George Washington Burnap (November 30, 1802, in Merrimack, New Hampshire – September 8, 1859, in Baltimore) was a Unitarian clergyman of the United States.

== Biography ==
His father was a Congregational minister in Merrimack. His mother died when he was seven, and a sister took care of him. He graduated from Harvard College in 1824, and then studied for three years at Harvard Divinity School. His studies of the Bible in college convinced him to become a Unitarian. In 1828 he was ordained pastor of the First Independent Church in Baltimore, where Jared Sparks had preceded him, and which position he retained till his death. He married Nancy Williams in 1831. Without neglecting his pastoral duties, Burnap devoted much of his career to studies, mostly oriented toward explaining Unitarianism to the public and justifying its doctrines in the face of its critics. In 1849, he received the degree of D.D. from Harvard College.

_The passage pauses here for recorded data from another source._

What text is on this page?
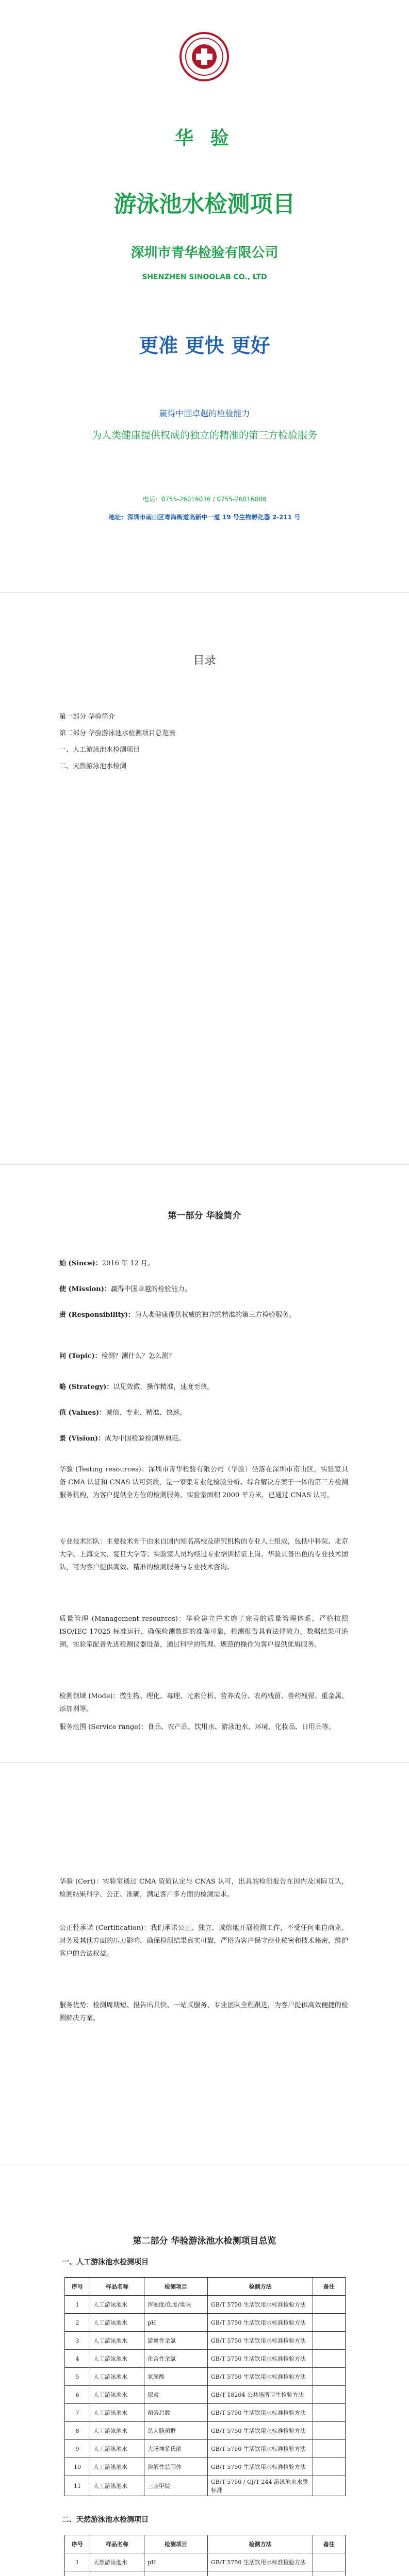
华 验
游泳池水检测项目
深圳市青华检验有限公司
SHENZHEN SINOOLAB CO., LTD
更准 更快 更好
赢得中国卓越的检验能力
为人类健康提供权威的独立的精准的第三方检验服务
电话：0755-26016036 / 0755-26016088
地址：深圳市南山区粤海街道高新中一道 19 号生物孵化器 2-211 号
目录
第一部分 华验简介
第二部分 华验游泳池水检测项目总览表
一、人工游泳池水检测项目
二、天然游泳池水检测
第一部分 华验简介
始 (Since)：2016 年 12 月。
使 (Mission)：赢得中国卓越的检验能力。
责 (Responsibility)：为人类健康提供权威的独立的精准的第三方检验服务。
问 (Topic)：检测？测什么？怎么测？
略 (Strategy)：以见效微，操作精准，速度至快。
值 (Values)：诚信、专业、精准、快速。
景 (Vision)：成为中国检验检测界典范。
华验 (Testing resources)：深圳市青华检验有限公司（华验）坐落在深圳市南山区，实验室具备 CMA 认证和 CNAS 认可资质，是一家集专业化检验分析、综合解决方案于一体的第三方检测服务机构，为客户提供全方位的检测服务。实验室面积 2000 平方米，已通过 CNAS 认可。
专业技术团队：主要技术骨干由来自国内知名高校及研究机构的专业人士组成，包括中科院、北京大学、上海交大、复旦大学等；实验室人员均经过专业培训持证上岗。华验具备出色的专业技术团队，可为客户提供高效、精准的检测服务与专业技术咨询。
质量管理 (Management resources)：华验建立并实施了完善的质量管理体系，严格按照 ISO/IEC 17025 标准运行，确保检测数据的准确可靠，检测报告具有法律效力，数据结果可追溯。实验室配备先进检测仪器设备，通过科学的管理、规范的操作为客户提供优质服务。
检测领域 (Mode)：微生物、理化、毒理、元素分析、营养成分、农药残留、兽药残留、重金属、添加剂等。
服务范围 (Service range)：食品、农产品、饮用水、游泳池水、环境、化妆品、日用品等。
华验 (Cert)：实验室通过 CMA 资质认定与 CNAS 认可，出具的检测报告在国内及国际互认，检测结果科学、公正、准确，满足客户多方面的检测需求。
公正性承诺 (Certification)：我们承诺公正、独立、诚信地开展检测工作，不受任何来自商业、财务及其他方面的压力影响，确保检测结果真实可靠，严格为客户保守商业秘密和技术秘密，维护客户的合法权益。
服务优势：检测周期短、报告出具快、一站式服务、专业团队全程跟进，为客户提供高效便捷的检测解决方案。
第二部分 华验游泳池水检测项目总览
一、人工游泳池水检测项目
序号	样品名称	检测项目	检测方法	备注
1	人工游泳池水	浑浊度/色度/臭味	GB/T 5750 生活饮用水标准检验方法	
2	人工游泳池水	pH	GB/T 5750 生活饮用水标准检验方法	
3	人工游泳池水	游离性余氯	GB/T 5750 生活饮用水标准检验方法	
4	人工游泳池水	化合性余氯	GB/T 5750 生活饮用水标准检验方法	
5	人工游泳池水	氰尿酸	GB/T 5750 生活饮用水标准检验方法	
6	人工游泳池水	尿素	GB/T 18204 公共场所卫生检验方法	
7	人工游泳池水	菌落总数	GB/T 5750 生活饮用水标准检验方法	
8	人工游泳池水	总大肠菌群	GB/T 5750 生活饮用水标准检验方法	
9	人工游泳池水	大肠埃希氏菌	GB/T 5750 生活饮用水标准检验方法	
10	人工游泳池水	溶解性总固体	GB/T 5750 生活饮用水标准检验方法	
11	人工游泳池水	三卤甲烷	GB/T 5750 / CJ/T 244 游泳池水水质标准	
二、天然游泳池水检测项目
序号	样品名称	检测项目	检测方法	备注
1	天然游泳池水	pH	GB/T 5750 生活饮用水标准检验方法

He was the first person to write "The grand essentials to happiness in this life are something to do, something to love, and something to hope for." It appears in his Lectures on the Sphere and Duties of Woman. This quote is often misattributed to other writers, such as Immanuel Kant and Joseph Addison.

== Works ==
He was a voluminous writer, chiefly on theological and controversial subjects. His principal works are:
- Lectures on the Doctrines in Controversy between Unitarians and other Denominations of Christians (1835)
- Lectures on the History of Christianity (1842)
- Expository Lectures on the principal Texts of the Bible which relate to the Doctrine of the Trinity (1845)
- Life of Leonard Calvert in Jared Sparks' The Library of American Biography, Volume IX (1846)
- The Sphere and Duties of Woman: A Course of Lectures (1848)
- Lectures to Young Men on the Cultivation of the Mind, the Formation of Character, and the Conduct of Life (1848)
- Lectures on the Sphere and Duties of Woman (1849)
- Lectures on the Doctrines of Christianity (1850)
- Christianity, its Essence and Evidence (1855)

== Essentials of happiness quotation ==
Published in Burnap's The Sphere and Duties of Woman: A Course of Lectures (1848),
Lecture IV:
"The grand essentials of happiness in this life are:
Something to do, something to love, and something to hope for."